Planning for 2021? Use 2020 Lessons to Prioritize New Strategies

There are a number of words and phrases used throughout 2020 that we all want to forget: pivot, new normal, flexibility and change. While the words may make everyone cringe, it is important to look at the positive take-aways from our experiences in the past year.

In a recent blog, Lowell Aplebaum, CEO of consulting firm Vista Cova LLC, describes how the upheaval of 2020 provides an opportunity to re-evaluate the many different ways an association can re-define and re-focus its activities, strategic plans and membership benefits to better meet members’ needs.
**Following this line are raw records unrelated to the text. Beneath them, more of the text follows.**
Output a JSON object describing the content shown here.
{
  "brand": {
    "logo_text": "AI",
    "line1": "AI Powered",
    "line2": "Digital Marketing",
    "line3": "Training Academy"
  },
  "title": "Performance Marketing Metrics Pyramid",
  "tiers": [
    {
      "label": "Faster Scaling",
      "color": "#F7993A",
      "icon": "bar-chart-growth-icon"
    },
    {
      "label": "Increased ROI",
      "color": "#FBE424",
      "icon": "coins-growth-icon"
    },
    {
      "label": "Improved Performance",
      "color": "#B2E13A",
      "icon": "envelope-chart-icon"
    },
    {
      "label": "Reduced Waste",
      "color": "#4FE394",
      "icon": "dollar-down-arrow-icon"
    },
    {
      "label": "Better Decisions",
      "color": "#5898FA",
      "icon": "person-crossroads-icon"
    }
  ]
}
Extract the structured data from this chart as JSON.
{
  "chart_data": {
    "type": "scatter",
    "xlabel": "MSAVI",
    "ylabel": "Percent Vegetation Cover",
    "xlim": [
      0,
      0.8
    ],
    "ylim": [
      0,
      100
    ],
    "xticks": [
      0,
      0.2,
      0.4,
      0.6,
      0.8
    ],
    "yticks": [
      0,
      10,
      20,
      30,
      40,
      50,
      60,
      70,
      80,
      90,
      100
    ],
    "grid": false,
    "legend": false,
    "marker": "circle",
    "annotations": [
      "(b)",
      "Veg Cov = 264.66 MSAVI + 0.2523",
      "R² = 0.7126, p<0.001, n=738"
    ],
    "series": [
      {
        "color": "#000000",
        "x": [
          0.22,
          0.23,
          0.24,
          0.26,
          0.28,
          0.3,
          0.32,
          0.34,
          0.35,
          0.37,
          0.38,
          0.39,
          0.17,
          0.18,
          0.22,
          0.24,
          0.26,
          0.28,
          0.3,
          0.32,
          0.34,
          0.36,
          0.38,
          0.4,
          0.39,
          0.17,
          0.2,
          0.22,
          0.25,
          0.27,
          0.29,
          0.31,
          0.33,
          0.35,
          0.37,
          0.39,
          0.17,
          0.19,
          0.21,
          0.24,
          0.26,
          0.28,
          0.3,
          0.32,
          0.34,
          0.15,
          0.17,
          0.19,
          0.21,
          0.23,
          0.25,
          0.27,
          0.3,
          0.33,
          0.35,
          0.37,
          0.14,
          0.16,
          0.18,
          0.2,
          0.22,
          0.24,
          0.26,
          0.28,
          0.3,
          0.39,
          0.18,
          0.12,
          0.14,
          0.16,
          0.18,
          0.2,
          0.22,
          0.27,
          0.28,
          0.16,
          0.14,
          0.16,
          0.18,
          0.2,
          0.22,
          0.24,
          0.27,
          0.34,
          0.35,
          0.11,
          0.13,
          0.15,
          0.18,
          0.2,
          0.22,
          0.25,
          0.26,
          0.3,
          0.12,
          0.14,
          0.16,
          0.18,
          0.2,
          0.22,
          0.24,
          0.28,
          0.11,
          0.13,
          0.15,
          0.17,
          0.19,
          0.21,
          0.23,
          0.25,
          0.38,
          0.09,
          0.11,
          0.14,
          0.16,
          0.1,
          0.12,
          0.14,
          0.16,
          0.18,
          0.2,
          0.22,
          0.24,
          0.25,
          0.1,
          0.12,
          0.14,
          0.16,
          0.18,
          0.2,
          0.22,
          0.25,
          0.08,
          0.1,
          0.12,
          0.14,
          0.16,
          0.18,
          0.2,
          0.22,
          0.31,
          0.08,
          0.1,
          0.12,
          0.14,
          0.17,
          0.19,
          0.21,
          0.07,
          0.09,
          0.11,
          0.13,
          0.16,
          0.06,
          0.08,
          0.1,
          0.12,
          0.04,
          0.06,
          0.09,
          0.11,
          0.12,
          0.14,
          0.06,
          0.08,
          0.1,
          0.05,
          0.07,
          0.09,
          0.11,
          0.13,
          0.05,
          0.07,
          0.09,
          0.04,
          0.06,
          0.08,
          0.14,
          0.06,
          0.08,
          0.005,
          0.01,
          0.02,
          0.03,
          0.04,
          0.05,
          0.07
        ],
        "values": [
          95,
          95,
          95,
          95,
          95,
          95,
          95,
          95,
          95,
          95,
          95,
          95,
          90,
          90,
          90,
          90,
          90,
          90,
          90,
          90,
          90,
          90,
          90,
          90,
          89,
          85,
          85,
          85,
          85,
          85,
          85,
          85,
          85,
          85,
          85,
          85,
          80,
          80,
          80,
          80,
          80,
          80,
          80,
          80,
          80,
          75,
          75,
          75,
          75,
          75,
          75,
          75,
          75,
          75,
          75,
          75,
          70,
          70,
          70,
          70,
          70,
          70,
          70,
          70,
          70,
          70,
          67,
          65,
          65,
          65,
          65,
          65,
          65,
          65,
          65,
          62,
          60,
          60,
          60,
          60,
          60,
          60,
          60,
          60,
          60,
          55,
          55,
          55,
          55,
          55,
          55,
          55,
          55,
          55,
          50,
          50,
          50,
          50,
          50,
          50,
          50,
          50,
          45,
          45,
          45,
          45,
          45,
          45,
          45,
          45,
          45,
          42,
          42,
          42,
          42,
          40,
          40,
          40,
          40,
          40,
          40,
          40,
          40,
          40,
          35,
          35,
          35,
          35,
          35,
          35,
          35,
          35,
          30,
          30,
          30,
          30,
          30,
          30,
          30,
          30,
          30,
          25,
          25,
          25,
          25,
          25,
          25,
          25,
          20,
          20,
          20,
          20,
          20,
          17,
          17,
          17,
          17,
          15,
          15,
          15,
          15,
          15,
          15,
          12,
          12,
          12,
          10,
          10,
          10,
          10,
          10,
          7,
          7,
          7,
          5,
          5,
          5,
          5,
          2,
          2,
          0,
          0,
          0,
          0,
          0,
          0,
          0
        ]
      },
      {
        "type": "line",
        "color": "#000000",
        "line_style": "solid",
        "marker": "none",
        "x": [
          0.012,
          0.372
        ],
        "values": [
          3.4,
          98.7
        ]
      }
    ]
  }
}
Five of the 10 opportunities Aplebaum identifies are:

  1. Strategic planning renews focus on strategic vision, direction, and strategies. Associations, no matter where they are in the strategic planning cycle, should take a step back in 2021 to confirm their vision and mission still defines their purpose in this new landscape.
  2. “No” is the secret to impact. Associations have the potential to adopt a systematic programmatic review that recognizes which programmatic output is making fiscal and mission impact in this new environment.
  3. Governance modernization. This is a moment where associations should take a step back and reflect whether the leadership structure they have in place will be the structures that will lead them their desired future.
  4. Diversity & inclusion: greater fluency, greater adoption. This is the year to demonstrate the new DE&I statements of 2020, and DE&I committees in general, were not just momentary efforts to respond to a societal focus.
  5. Intentional design will replace crisis response. Make a list of all that things associations changed in 2020 because of a crisis response. Virtual workforce? Virtual tradeshow? Virtual town halls? Online learning? Now it is time to step back and go through an intentional design exercise with each activity.